Thoughts While Making Dumplings


I recently made 27 apple dumplings. And soon I'll be making about a dozen more. It was my opportunity to put on some Christmas music (thank you Pandora.com) and do some good menial tasks in silence. Delightful! Almost as good as the morning I drove from our house down to Cambria along my very favorite country road (Santa Rosa Creek Rd) to get some chocolate sauce and other gift items to send back east. The dumplings remind me of my grandma and great-grandma, and maybe that's why I love making them. Also, they cannot be rushed. It is slow work making the dumplings - peeling, coring, filling, then wrapping and baking. It makes me slow down and gives me time to think. And did I mention the quiet? Except for the music, of course - side note: when you choose "Chieftans Holiday" music as your Pandora.com station, you get some great Celtic-style Christmas songs and, occasionally, a hilarious holiday Irish drinking song thrown in (there's one that tells the story of an Irish man who couldn't make it the whole way home on Christmas Eve and had to sleep in a church and woke up during midnight mass, for example). My other favorite thing about making dumplings is that there's not really a recipe. When I asked my grandma for one, she didn't know it, and just started making them, saying, "Well, you just do this, and then add some of this, and then do this, and then sprinkle on some of this...." so I gathered the info on my own, frantically writing down what I saw her doing. And they turn out all right! Just like having your own personal apple pie, and even better with ice cream. The taste of Christmas, to me.

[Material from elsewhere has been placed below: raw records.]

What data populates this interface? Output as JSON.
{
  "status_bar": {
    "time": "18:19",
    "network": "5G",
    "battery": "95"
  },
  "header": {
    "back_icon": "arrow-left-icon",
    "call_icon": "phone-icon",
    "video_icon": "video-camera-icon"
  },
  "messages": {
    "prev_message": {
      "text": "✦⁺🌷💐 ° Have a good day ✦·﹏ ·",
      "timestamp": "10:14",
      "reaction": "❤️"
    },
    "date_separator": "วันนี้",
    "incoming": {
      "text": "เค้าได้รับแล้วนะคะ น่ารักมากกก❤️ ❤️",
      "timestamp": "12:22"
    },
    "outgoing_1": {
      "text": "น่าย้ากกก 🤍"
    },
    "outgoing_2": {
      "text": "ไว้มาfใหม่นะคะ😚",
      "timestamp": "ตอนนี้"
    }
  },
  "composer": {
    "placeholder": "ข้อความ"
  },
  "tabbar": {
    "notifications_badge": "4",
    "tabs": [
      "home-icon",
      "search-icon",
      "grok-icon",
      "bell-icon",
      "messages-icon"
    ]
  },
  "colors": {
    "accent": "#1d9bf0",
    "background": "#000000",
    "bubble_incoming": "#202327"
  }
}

In the slowed-down-ness of Christmas vacation, we are also finding time to play games and watch some of our favorite holiday classics ("Home Alone", "A Christmas Story"), and to enjoy some things that only happen around Christmas, like the Garden Farms Holiday Parade (truly a sight to behold!). Last year, Jamey got to dress up like Santa and lead the way. This year we got to dress up Sandy the '62 Rambler and drive her in the parade. I have to admit, the car was pretty cute with all of the decorations that Grace and her friend Shelly put on. There was also an assortment of old trucks, tractors, wagons, a wheelbarrow or two, a couple of horses, and a Porsche that I didn't even know my neighbor owned (what a show-off!). The parade started at one end of Walnut Avenue and proceeded all the way through the neighborhood to our neighbors' garage (which looks like an actual garage from the outside, but has couches, a wood stove, and a beer tap - probably for home brew - on the inside) for grilled sausage and tri-tip, because in Garden Farms, we're always on the lookout for a reason to enjoy some barbecued tri-tip!
Later that evening Jason and I went down to SLO for the annual Christmas carol sing-along at our church, which I love. If you are not yet in the Christmas spirit, try reading the verses of O Holy Night (2 is my favorite) or What Child Is This? I secretly sing these two songs to myself when impatient or greedy people in cars or stores make me forget momentarily what Christmas is really about.
In the words of Tiny Tim (the Dickens character - not the odd 60's singer), "God bless us, everyone!"
Hope you all have a wonderful, meaningful, peaceful Christmas!